Schools and sports halls are packed. About 12,000 neighbors that were returning to their villages. It is also true that some inhabitants had decided not to leave the village despite the threat.

The History of this vessel didn´t finish there. The government decided to take the load to Brens but its inhabitants didn´t want it at all. From that moment on, the load started a kind of pilgrimage that finished in Aluminia-Aluminio in San Cibrán. There, in the middle of the mess that this arrival had provoked, the workers decided to leave the building and the ovens of the factory stopped working. The economic loss reached 120 million euros, that has been the most expensive tragedy in Spain for sure. 109 workers were fired and the 22 members of the work council.

In the end, the load ended in Antwerp, the vessel was dismantled and the its structure remains here, under the water 100 meters off the coast full of stories, in this Costa da Morte.


On our walk along the cliffs, we admire the beauty of this place so rough. From this balcony overlooking the sea, we remember the History.

Beach of Rostro

The beach of Rostro is another wild wonder of A Costa da Morte. It is a kind of ode to the sea, the salt of the sea saltpeter and the pure air. A unique pleasure for our senses.

Open to the Atlantic Ocean, the wind continuously hits all along the yea has formed a dune system with important heights and full of vegetation, which gives color to this area during some seasons of the year.

We go across the 2 kilometers of the beach Rostro along the shore, without any rush and enjoying each step of the paradise that is closed to us.

The strong wind and the rough sea work continuously with the sand providing us with amazing images, mainly in winter.

Also from the sea, this “wooden duck” arrives totally conquered by barnacles.
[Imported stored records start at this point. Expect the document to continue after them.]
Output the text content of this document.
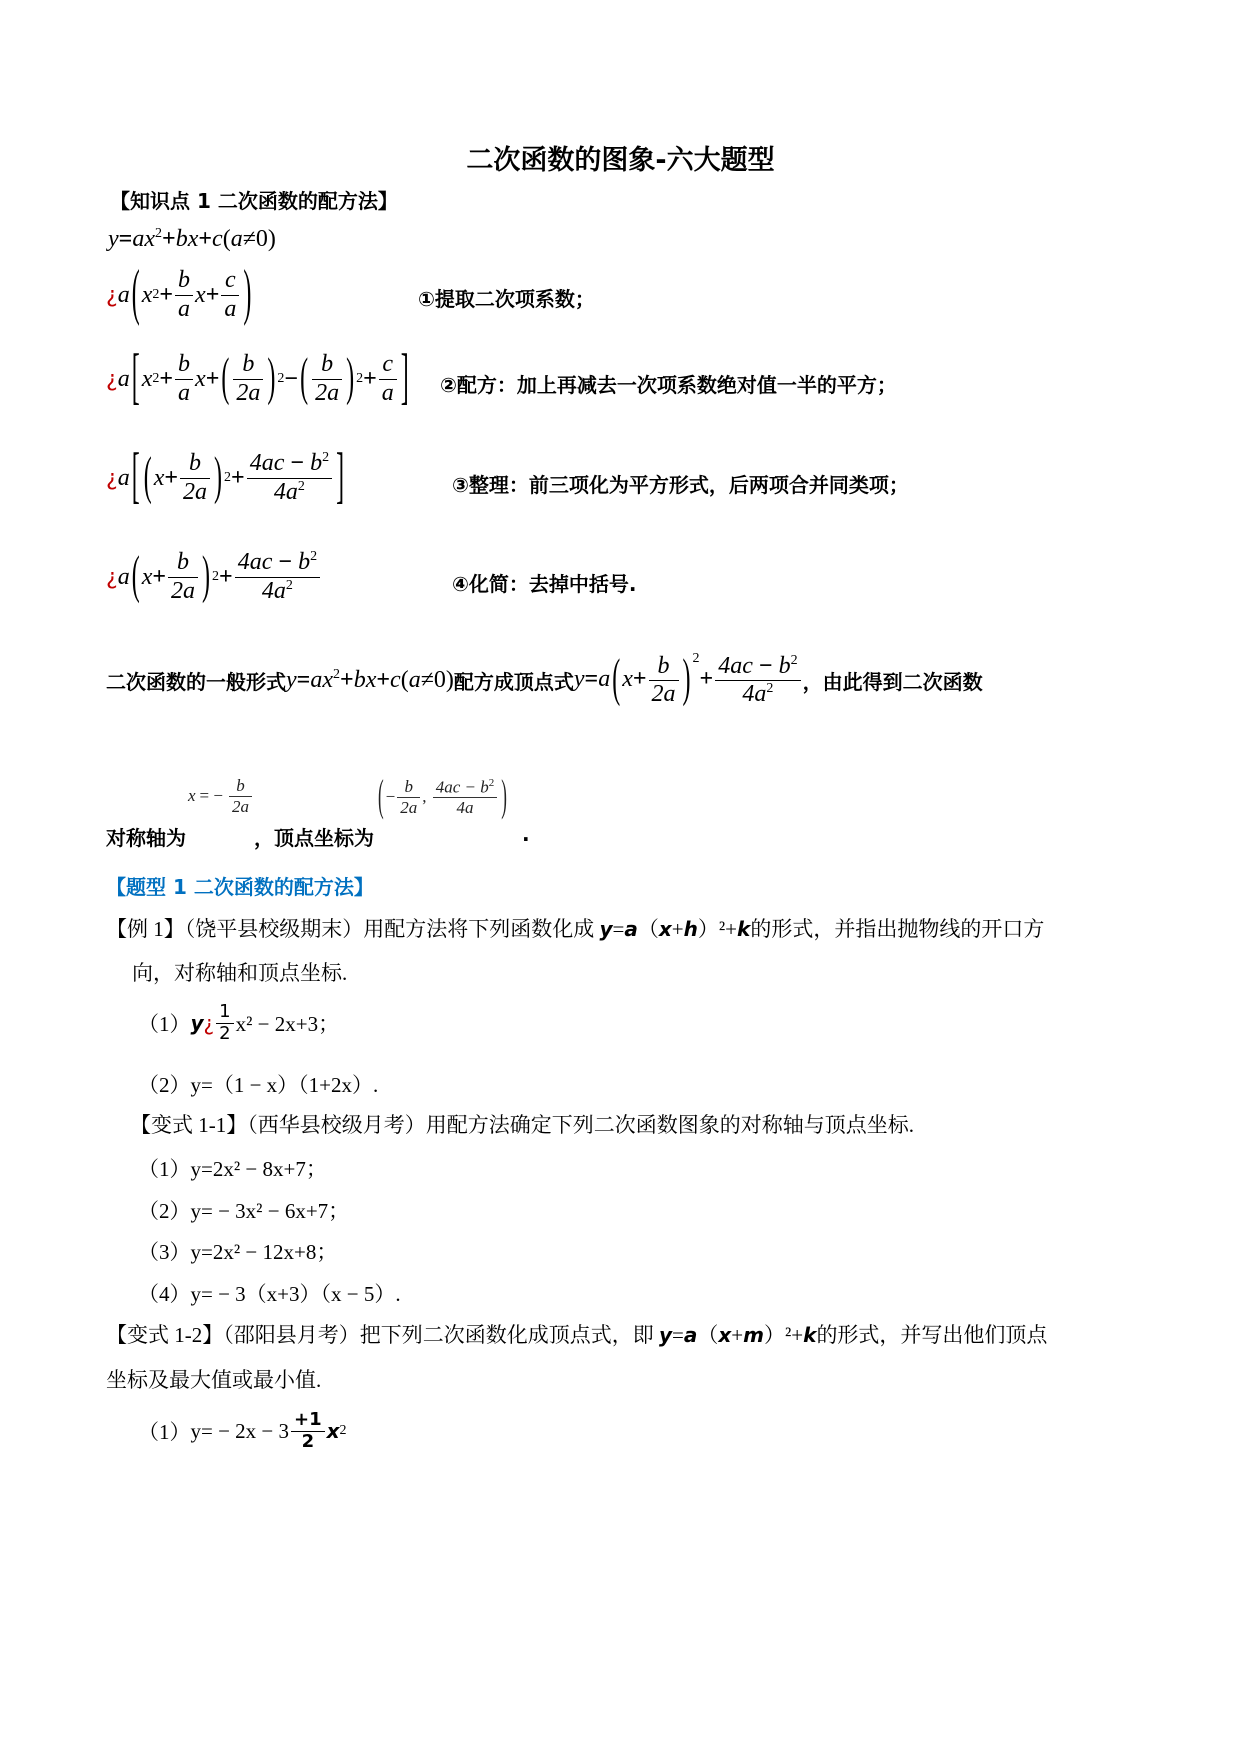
二次函数的图象-六大题型
【知识点 1 二次函数的配方法】
$y=ax^2+bx+c(a\ne 0)$
¿ a ( x $2 + \frac{b}{a}$ $x + \frac{c}{a}$ )	①提取二次项系数；
¿ a [ x $2 + \frac{b}{a}$ x + ( $\frac{b}{2a}$ ) 2 − ( $\frac{b}{2a}$ ) $2 + \frac{c}{a}$ ] ②配方：加上再减去一次项系数绝对值一半的平方；
¿ a [ ( $x + \frac{b}{2a}$ ) $2 + \frac{4ac - b^2}{4a^2}$ ]	③整理：前三项化为平方形式，后两项合并同类项；
¿ a ( $x + \frac{b}{2a}$ ) $2 + \frac{4ac - b^2}{4a^2}$	④化简：去掉中括号.
二次函数的一般形式 $y=ax^2+bx+c(a\ne 0)$ 配方成顶点式 $y=a(x+ \frac{b}{2a}$ ) $^2+ \frac{4ac - b^2}{4a^2}$ ，由此得到二次函数
x = − $\frac{b}{2a}$	( − $\frac{b}{2a}$ ,
$\frac{4ac - b^2}{4a}$ )
对称轴为	，顶点坐标为	.
【题型 1 二次函数的配方法】
【例 1】（饶平县校级期末）用配方法将下列函数化成 y=a（x+h）²+k的形式，并指出抛物线的开口方
向，对称轴和顶点坐标.
（1） y ¿ $\frac{1}{2} x^2 - 2x+3$；
（2）y=（1 − x）（1+2x）.
【变式 1-1】（西华县校级月考）用配方法确定下列二次函数图象的对称轴与顶点坐标.
（1）y=2x² − 8x+7；
（2）y= − 3x² − 6x+7；
（3）y=2x² − 12x+8；
（4）y= − 3（x+3）（x − 5）.
【变式 1-2】（邵阳县月考）把下列二次函数化成顶点式，即 y=a（x+m）²+k的形式，并写出他们顶点
坐标及最大值或最小值.
（1） $y= - 2x - 3 \frac{+1}{2}$ x 2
They are pelagic gooseneck barnacle, also known as fake barnacles, which get stuck to any floating solid object that is in the ocean.

When we reach the end of the beach we realize again that O Camiño dos Faros provides us with a feeling step after step.

This is the place chosen by the Trasnos to have something to drink and to eat for first time today. We can choose between both the rocks that are at the end of the beach or ascending a bit more and avoid this effort later. From the Punta of Rostro we also have amazing views to have a sandwich.